A bankruptcy trustee is assigned to every chapter 7 and chapter 13 bankruptcy case after it is filed. The United States Trustee at the Justice Department is tasked with appointing and supervising bankruptcy trustees. By and large, trustees are lawyers or professionals with extensive experience in bankruptcy. The duties of a bankruptcy trustee vary depending on whether the case is a Chapter 7 or a Chapter 13. This article will focus on the duties of Chapter 7 trustees.

Whether the case is a Chapter 7 or a Chapter 13, the trustee is required to review the debtor’s petition and accompanying documents, conduct the meeting of creditors, administer the bankruptcy estate, and ensure that the debtor is not committing bankruptcy fraud.

A Chapter 7 bankruptcy is known as liquidation bankruptcy because the debtor’s non-exempt assets (if any exist) are liquidated to compensate the creditors. The Chapter 7 trustee’s specific job is to administer the estate and distribute any available funds to the creditors that file claims. The Chapter 7 trustee generally gets paid based on the amount of funds that she distributes to creditors. However, if all of the debtor’s assets are exempt, the trustee is paid a small fee taken from the court filing fee.

When a debtor files bankruptcy, she has to complete a petition and accompanying schedules. (Fortunately, these documents are typically completed with the assistance of debtor’s attorney.) The documents are very detailed and represent a complete explanation of the debtor’s financial affairs. In addition to reviewing these documents, the trustee also reviews pay stubs, tax returns, and any other relevant information that she requests. It is the trustee’s responsibility to review these documents and verify the accuracy of the information.

One of the ways that the trustee verifies financial information is through the Meeting of Creditors. About one month after the filing of the bankruptcy petition, the debtor must appear in court to be questioned under oath. The bankruptcy trustee’s task is to conduct the hearing and ask questions about the information contained in the bankruptcy documents. This meeting (commonly known as a “341 meeting” because of the section of the code that is comes from) also acts as an opportunity for creditors to show up and ask the debtor questions. It is somewhat rare for creditors to show up unless there is some reason to contest the facts in the petition and schedules.

One of the most substantial responsibilities of the Chapter 7 trustee is to sell the debtor’s non-exempt assets. A Chapter 7 debtor is allowed to keep assets up to a certain value as determined by the laws of each individual state. These assets are considered exempt and are protected from the bankruptcy. If the debtor has assets that are not exempt, the trustee will determine the non-exempt value and liquidate them in such a way that gives the maximum return to the creditors that filed a claim. If there are no assets to distribute, the trustee will file a notice of no distribution and the case will soon conclude.

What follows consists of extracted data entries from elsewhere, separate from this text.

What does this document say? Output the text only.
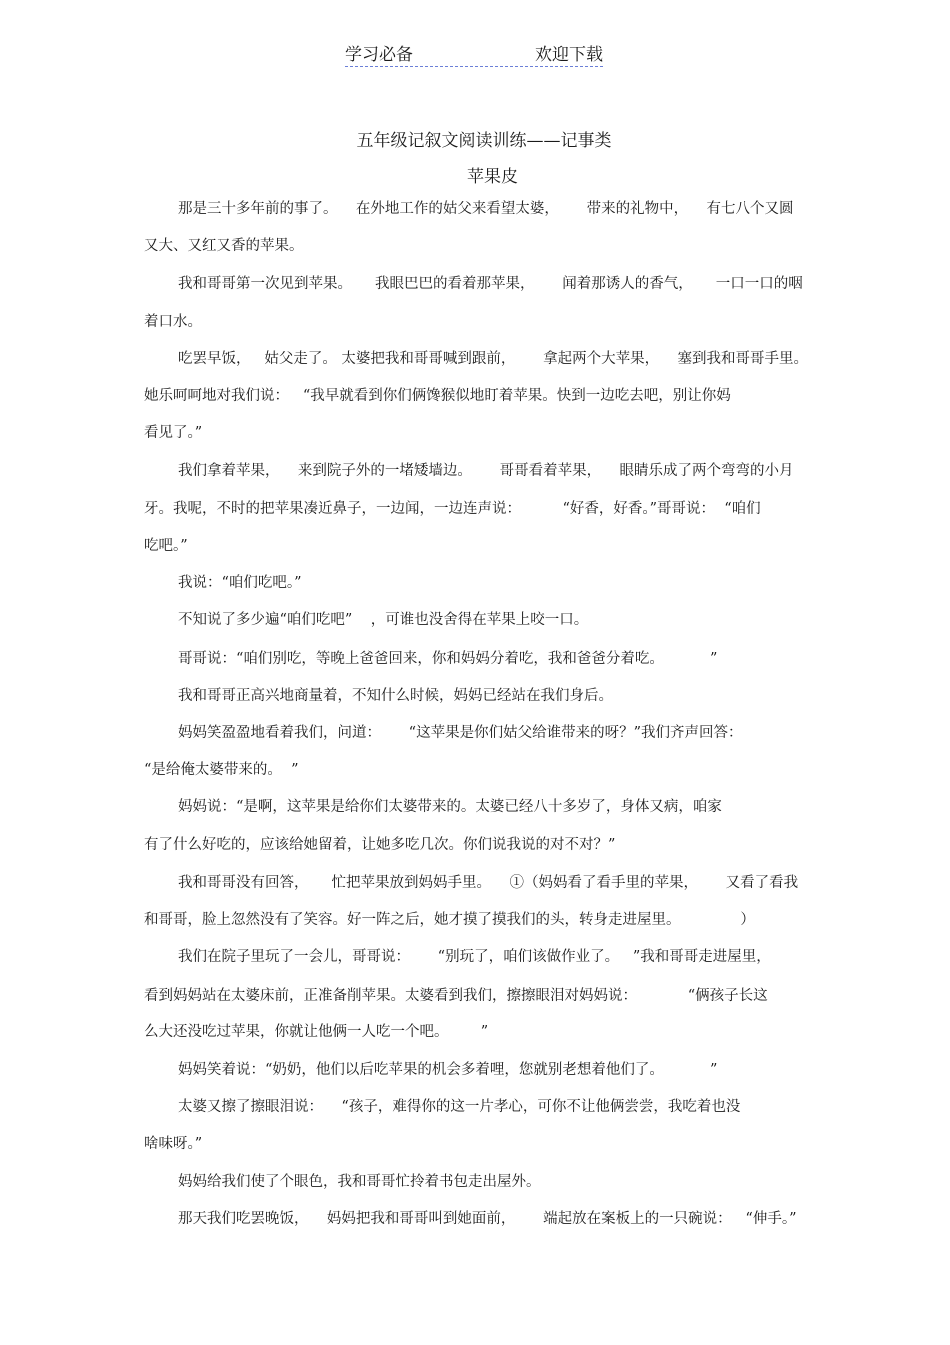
学习必备	欢迎下载
五年级记叙文阅读训练——记事类
苹果皮
那是三十多年前的事了。    在外地工作的姑父来看望太婆，      带来的礼物中，    有七八个又圆
又大、又红又香的苹果。
我和哥哥第一次见到苹果。     我眼巴巴的看着那苹果，      闻着那诱人的香气，     一口一口的咽
着口水。
吃罢早饭，   姑父走了。 太婆把我和哥哥喊到跟前，      拿起两个大苹果，    塞到我和哥哥手里。
她乐呵呵地对我们说：   “我早就看到你们俩馋猴似地盯着苹果。快到一边吃去吧，别让你妈
看见了。”
我们拿着苹果，    来到院子外的一堵矮墙边。      哥哥看着苹果，    眼睛乐成了两个弯弯的小月
牙。我呢，不时的把苹果凑近鼻子，一边闻，一边连声说：         “好香，好香。”哥哥说：  “咱们
吃吧。”
我说：“咱们吃吧。”
不知说了多少遍“咱们吃吧”    ，可谁也没舍得在苹果上咬一口。
哥哥说：“咱们别吃，等晚上爸爸回来，你和妈妈分着吃，我和爸爸分着吃。          ”
我和哥哥正高兴地商量着，不知什么时候，妈妈已经站在我们身后。
妈妈笑盈盈地看着我们，问道：      “这苹果是你们姑父给谁带来的呀？”我们齐声回答：
“是给俺太婆带来的。  ”
妈妈说：“是啊，这苹果是给你们太婆带来的。太婆已经八十多岁了，身体又病，咱家
有了什么好吃的，应该给她留着，让她多吃几次。你们说我说的对不对？”
我和哥哥没有回答，     忙把苹果放到妈妈手里。    ①（妈妈看了看手里的苹果，      又看了看我
和哥哥，脸上忽然没有了笑容。好一阵之后，她才摸了摸我们的头，转身走进屋里。             ）
我们在院子里玩了一会儿，哥哥说：      “别玩了，咱们该做作业了。   ”我和哥哥走进屋里，
看到妈妈站在太婆床前，正准备削苹果。太婆看到我们，擦擦眼泪对妈妈说：           “俩孩子长这
么大还没吃过苹果，你就让他俩一人吃一个吧。       ”
妈妈笑着说：“奶奶，他们以后吃苹果的机会多着哩，您就别老想着他们了。          ”
太婆又擦了擦眼泪说：    “孩子，难得你的这一片孝心，可你不让他俩尝尝，我吃着也没
啥味呀。”
妈妈给我们使了个眼色，我和哥哥忙拎着书包走出屋外。
那天我们吃罢晚饭，    妈妈把我和哥哥叫到她面前，      端起放在案板上的一只碗说：   “伸手。”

The trustee also has a few other duties including avoiding preferential transfers or certain types of security interests. If a debtor gives assets to a family member just before filing bankruptcy, the trustee may be able to avoid this transfer in order to get the money to give to creditors. On the flip side, the trustee can avoid a lien or security interest if a creditor did not create it properly.

Understanding the role of the bankruptcy trustee is vital for a debtor who wants to swiftly and smoothly complete the bankruptcy process. This serves as yet another reason that it is essential to seek the counsel of an experienced bankruptcy attorney.